Capital: Le modèle de croissance actuel nous menant à la catastrophe, pouvons-nous encore en adopter un autre ?

Lester Brown : Oui, à condition de mener d'urgence les changements indispensables pour préserver l'écosystème terrestre. A l'image des pays qui ont transformé leur économie en un temps record, en période de guerre ou pendant le plan Marshall. C'est possible parce que nous disposons déjà des technologies pour construire cette nouvelle économie. Par exemple les voitures à moteur hybride ou électrique, les éoliennes géantes à fort rendement, les systèmes d'irrigation par-goutte-à goutte,les tubes fluorescents et les appareils électroménagers consommant dix fois moins d'électricité. De même, nous savons déjà recycler le papier, les métaux, les pneus, les composants électroniques. Il nous reste juste à nous décider.

Capital: A supposer que nous le fassions, quelle serait la feuille de route ?

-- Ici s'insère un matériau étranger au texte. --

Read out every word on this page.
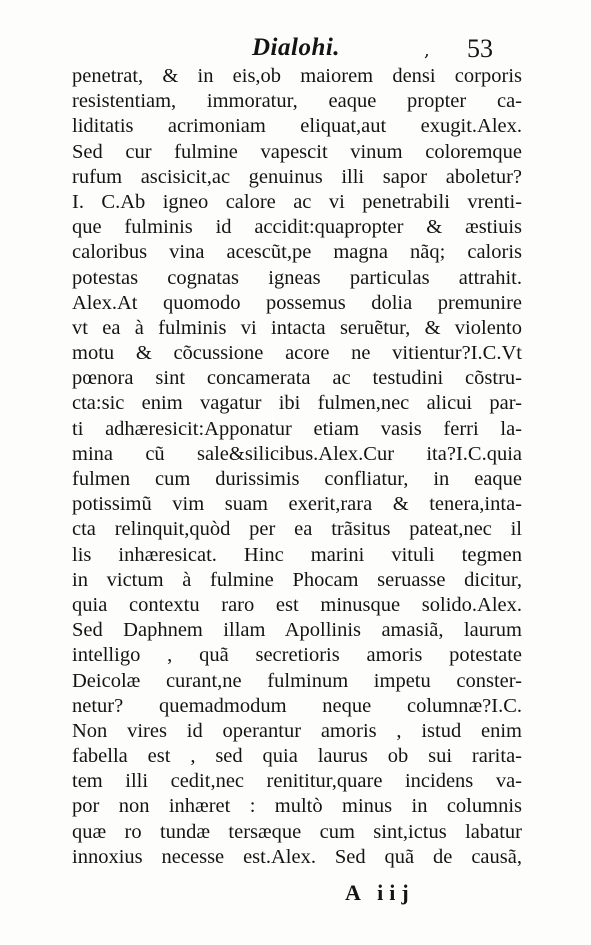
Dialohi.	, 53
penetrat, & in eis,ob maiorem densi corporis
resistentiam, immoratur, eaque propter ca-
liditatis acrimoniam eliquat,aut exugit.Alex.
Sed cur fulmine vapescit vinum coloremque
rufum ascisicit,ac genuinus illi sapor aboletur?
I. C.Ab igneo calore ac vi penetrabili vrenti-
que fulminis id accidit:quapropter & æstiuis
caloribus vina acescũt,pe magna nãq; caloris
potestas cognatas igneas particulas attrahit.
Alex.At quomodo possemus dolia premunire
vt ea à fulminis vi intacta seruẽtur, & violento
motu & cõcussione acore ne vitientur?I.C.Vt
pœnora sint concamerata ac testudini cõstru-
cta:sic enim vagatur ibi fulmen,nec alicui par-
ti adhæresicit:Apponatur etiam vasis ferri la-
mina cũ sale&silicibus.Alex.Cur ita?I.C.quia
fulmen cum durissimis confliatur, in eaque
potissimũ vim suam exerit,rara & tenera,inta-
cta relinquit,quòd per ea trãsitus pateat,nec il
lis inhæresicat. Hinc marini vituli tegmen
in victum à fulmine Phocam seruasse dicitur,
quia contextu raro est minusque solido.Alex.
Sed Daphnem illam Apollinis amasiã, laurum
intelligo , quã secretioris amoris potestate
Deicolæ curant,ne fulminum impetu conster-
netur? quemadmodum neque columnæ?I.C.
Non vires id operantur amoris , istud enim
fabella est , sed quia laurus ob sui rarita-
tem illi cedit,nec renititur,quare incidens va-
por non inhæret : multò minus in columnis
quæ ro tundæ tersæque cum sint,ictus labatur
innoxius necesse est.Alex. Sed quã de causã,
A iij
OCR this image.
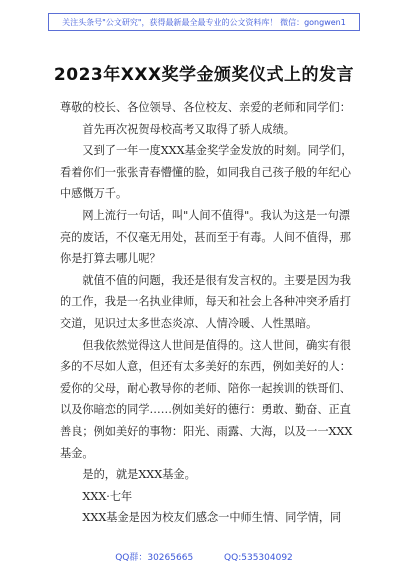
关注头条号"公文研究"，获得最新最全最专业的公文资料库！ 微信：gongwen1
2023年XXX奖学金颁奖仪式上的发言

尊敬的校长、各位领导、各位校友、亲爱的老师和同学们：

首先再次祝贺母校高考又取得了骄人成绩。

又到了一年一度XXX基金奖学金发放的时刻。同学们，看着你们一张张青春懵懂的脸，如同我自己孩子般的年纪心中感慨万千。

网上流行一句话，叫"人间不值得"。我认为这是一句漂亮的废话，不仅毫无用处，甚而至于有毒。人间不值得，那你是打算去哪儿呢？

就值不值的问题，我还是很有发言权的。主要是因为我的工作，我是一名执业律师，每天和社会上各种冲突矛盾打交道，见识过太多世态炎凉、人情冷暖、人性黑暗。

但我依然觉得这人世间是值得的。这人世间，确实有很多的不尽如人意，但还有太多美好的东西，例如美好的人：爱你的父母，耐心教导你的老师、陪你一起挨训的铁哥们、以及你暗恋的同学……例如美好的德行：勇敢、勤奋、正直善良；例如美好的事物：阳光、雨露、大海，以及一一XXX基金。

是的，就是XXX基金。

XXX·七年

XXX基金是因为校友们感念一中师生情、同学情，同

QQ群：30265665	QQ:535304092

Lester Brown : D'abord, stabiliser la population mondiale à 7 milliards d'individus, au lieu des 9 milliards prévus par l'Onu en 2050. Cela ralentirait la destruction de l'environnement et faciliterait l'élimination de la grande pauvreté. La Thaïlande et l'Iran, qui ont réduit très fortement leur croissance démographique, sont les exemples à suivre. Ensuite, restaurer les ressources de la planète, en créant des réserves océaniques interdites de pêche, en mettant en œuvre un programme mondial de reforestation et de contrôle de l'érosion, et en économisant l'eau dans les cultures irriguées. D'après mes calculs, il faudrait y consacrer 62 milliards de dollars par an, mais il est difficile d'imaginer un investissement plus rentable. Enfin, utiliser moins de matières premières et d'énergies polluantes. Il s'agit d'une part de concevoir tous les produits durables de sorte qu'on puisse recycler tous leurs composants; et d'autre part de promouvoir les énergies renouvelables (solaire, éolien, géothermique...), en rétablissant la vérité des prix. Si on incluait le coût des maladies dues à la pollution de l'air, celui de la destruction des forêts par les pluies acides et celui des catastrophes climatiques dues au réchauffement de la planète, le prix de l'essence devrait, selon certaines études, quintupler aux Etats-Unis.

Capital: Les individus peuvent-ils contribuer à la réussite du programme?

Lester Brown : Bien sûr. Il ne tient qu'à eux de supprimer les produits jetables -des mouchoirs en papier aux emballages de boisson en aluminium en passant par les sacs plastique - de pratiquer le tri sélectif de leurs déchets, d'utiliser le vélo en ville et d'acheter des voitures, des appareils électroménagers et des éclairages qui consomment peu d'énergie.

Capital: Croyez-vous à l'avènement de cette économie durable d'ici vingt ans?

Lester Brown : Les choses évoluent vite, et les médias peuvent les accélérer, en aidant l'opinion à comprendre le potentiel de «l'éco-économie». Mais je crains qu'il faille une catastrophe écologique majeure pour que le tournant soit vraiment pris.